Crêt Malherbe Crêt des Loives, Croix des
Séchères et chapelle St-Apollinaire depuis St-Romain

Crêt Malherbe Crêt des Loives, Croix des
Séchères et chapelle St-Apollinaire depuis St-Romain

  • Altitude départ : 540
  • Altitude sommet : 946
  • Dénivelé : 695
  • Distance : 19,5 km
  • Temps de montée : 3h30
  • Temps de descente : 3h15
  • Orientation : Toutes
  • Balisage : Rare à la montée (quelques marques jaunes = m.j.).

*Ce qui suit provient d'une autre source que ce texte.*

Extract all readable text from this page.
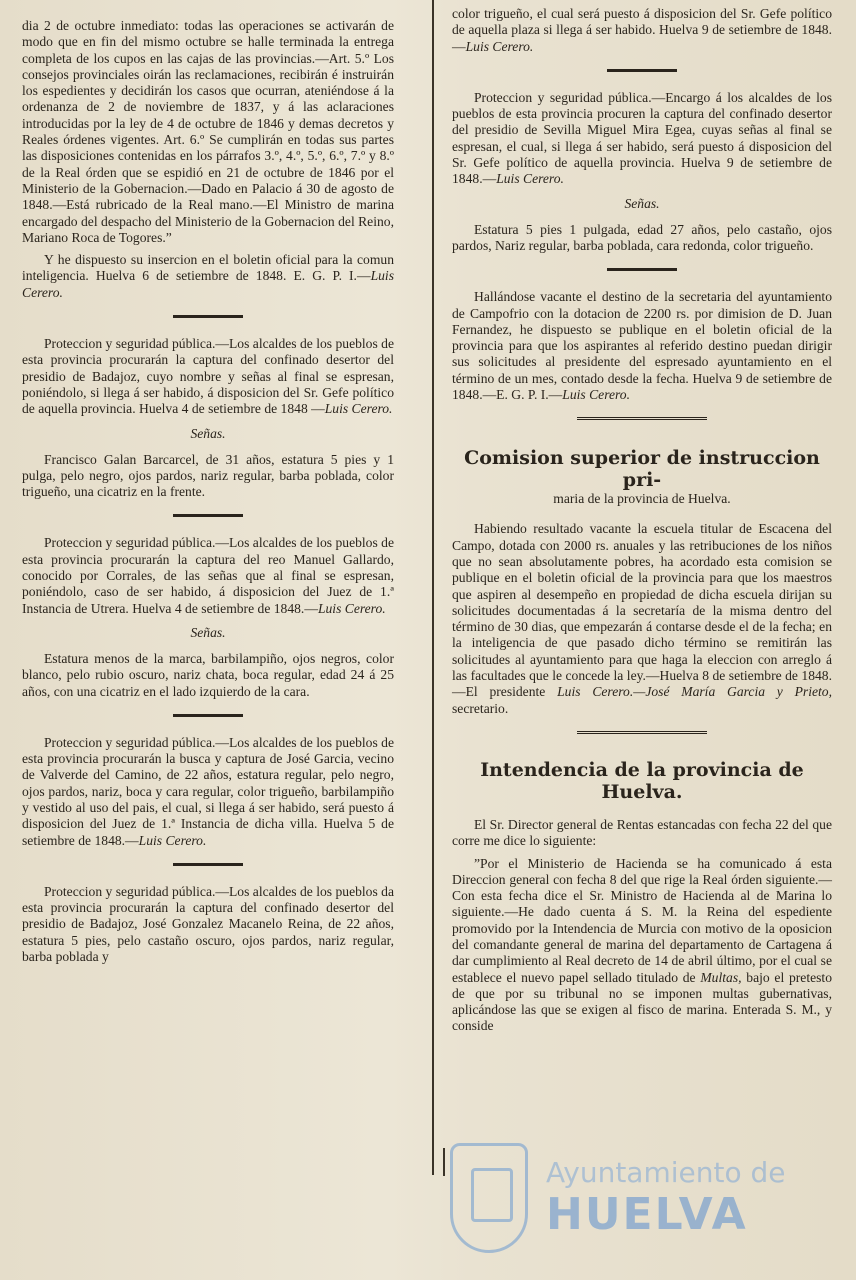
dia 2 de octubre inmediato: todas las operaciones se activarán de modo que en fin del mismo octubre se halle terminada la entrega completa de los cupos en las cajas de las provincias.—Art. 5.º Los consejos provinciales oirán las reclamaciones, recibirán é instruirán los espedientes y decidirán los casos que ocurran, ateniéndose á la ordenanza de 2 de noviembre de 1837, y á las aclaraciones introducidas por la ley de 4 de octubre de 1846 y demas decretos y Reales órdenes vigentes. Art. 6.º Se cumplirán en todas sus partes las disposiciones contenidas en los párrafos 3.º, 4.º, 5.º, 6.º, 7.º y 8.º de la Real órden que se espidió en 21 de octubre de 1846 por el Ministerio de la Gobernacion.—Dado en Palacio á 30 de agosto de 1848.—Está rubricado de la Real mano.—El Ministro de marina encargado del despacho del Ministerio de la Gobernacion del Reino, Mariano Roca de Togores.”

Y he dispuesto su insercion en el boletin oficial para la comun inteligencia. Huelva 6 de setiembre de 1848. E. G. P. I.—Luis Cerero.

Proteccion y seguridad pública.—Los alcaldes de los pueblos de esta provincia procurarán la captura del confinado desertor del presidio de Badajoz, cuyo nombre y señas al final se espresan, poniéndolo, si llega á ser habido, á disposicion del Sr. Gefe político de aquella provincia. Huelva 4 de setiembre de 1848 —Luis Cerero.

Señas.

Francisco Galan Barcarcel, de 31 años, estatura 5 pies y 1 pulga, pelo negro, ojos pardos, nariz regular, barba poblada, color trigueño, una cicatriz en la frente.

Proteccion y seguridad pública.—Los alcaldes de los pueblos de esta provincia procurarán la captura del reo Manuel Gallardo, conocido por Corrales, de las señas que al final se espresan, poniéndolo, caso de ser habido, á disposicion del Juez de 1.ª Instancia de Utrera. Huelva 4 de setiembre de 1848.—Luis Cerero.

Señas.

Estatura menos de la marca, barbilampiño, ojos negros, color blanco, pelo rubio oscuro, nariz chata, boca regular, edad 24 á 25 años, con una cicatriz en el lado izquierdo de la cara.

Proteccion y seguridad pública.—Los alcaldes de los pueblos de esta provincia procurarán la busca y captura de José Garcia, vecino de Valverde del Camino, de 22 años, estatura regular, pelo negro, ojos pardos, nariz, boca y cara regular, color trigueño, barbilampiño y vestido al uso del pais, el cual, si llega á ser habido, será puesto á disposicion del Juez de 1.ª Instancia de dicha villa. Huelva 5 de setiembre de 1848.—Luis Cerero.

Proteccion y seguridad pública.—Los alcaldes de los pueblos da esta provincia procurarán la captura del confinado desertor del presidio de Badajoz, José Gonzalez Macanelo Reina, de 22 años, estatura 5 pies, pelo castaño oscuro, ojos pardos, nariz regular, barba poblada y

color trigueño, el cual será puesto á disposicion del Sr. Gefe político de aquella plaza si llega á ser habido. Huelva 9 de setiembre de 1848.—Luis Cerero.

Proteccion y seguridad pública.—Encargo á los alcaldes de los pueblos de esta provincia procuren la captura del confinado desertor del presidio de Sevilla Miguel Mira Egea, cuyas señas al final se espresan, el cual, si llega á ser habido, será puesto á disposicion del Sr. Gefe político de aquella provincia. Huelva 9 de setiembre de 1848.—Luis Cerero.

Señas.

Estatura 5 pies 1 pulgada, edad 27 años, pelo castaño, ojos pardos, Nariz regular, barba poblada, cara redonda, color trigueño.

Hallándose vacante el destino de la secretaria del ayuntamiento de Campofrio con la dotacion de 2200 rs. por dimision de D. Juan Fernandez, he dispuesto se publique en el boletin oficial de la provincia para que los aspirantes al referido destino puedan dirigir sus solicitudes al presidente del espresado ayuntamiento en el término de un mes, contado desde la fecha. Huelva 9 de setiembre de 1848.—E. G. P. I.—Luis Cerero.

Comision superior de instruccion pri-
maria de la provincia de Huelva.

Habiendo resultado vacante la escuela titular de Escacena del Campo, dotada con 2000 rs. anuales y las retribuciones de los niños que no sean absolutamente pobres, ha acordado esta comision se publique en el boletin oficial de la provincia para que los maestros que aspiren al desempeño en propiedad de dicha escuela dirijan su solicitudes documentadas á la secretaría de la misma dentro del término de 30 dias, que empezarán á contarse desde el de la fecha; en la inteligencia de que pasado dicho término se remitirán las solicitudes al ayuntamiento para que haga la eleccion con arreglo á las facultades que le concede la ley.—Huelva 8 de setiembre de 1848.—El presidente Luis Cerero.—José María Garcia y Prieto, secretario.

Intendencia de la provincia de Huelva.

El Sr. Director general de Rentas estancadas con fecha 22 del que corre me dice lo siguiente:

”Por el Ministerio de Hacienda se ha comunicado á esta Direccion general con fecha 8 del que rige la Real órden siguiente.—Con esta fecha dice el Sr. Ministro de Hacienda al de Marina lo siguiente.—He dado cuenta á S. M. la Reina del espediente promovido por la Intendencia de Murcia con motivo de la oposicion del comandante general de marina del departamento de Cartagena á dar cumplimiento al Real decreto de 14 de abril último, por el cual se establece el nuevo papel sellado titulado de Multas, bajo el pretesto de que por su tribunal no se imponen multas gubernativas, aplicándose las que se exigen al fisco de marina. Enterada S. M., y conside

Ayuntamiento de
HUELVA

Plus fourni à la descente (m.j. et bout de GR). Voir le topo.
  • Itinéraire :
    • possible avec des enfants
    • en boucle

Itinéraire

Au cœur des Monts du Lyonnais, le Crêt Malherbe (946m), talonné par son proche voisin le Crêt des Loives (936m), en est certes le plus haut sommet (le plus connu Signal de St-André (934m) ne venant qu’en 3e position). Mais plus encore que ces très modestes sommets, ce sont les itinéraires qui les relient, souvent en crête ou en balcon, avec leurs superbes vues proches (Pilat, vallée du Gier, Monts de Tarare…) ou lointaines (des Alpes au Massif Central), qui font pour l’essentiel le charme si spécifique de ces randonnées.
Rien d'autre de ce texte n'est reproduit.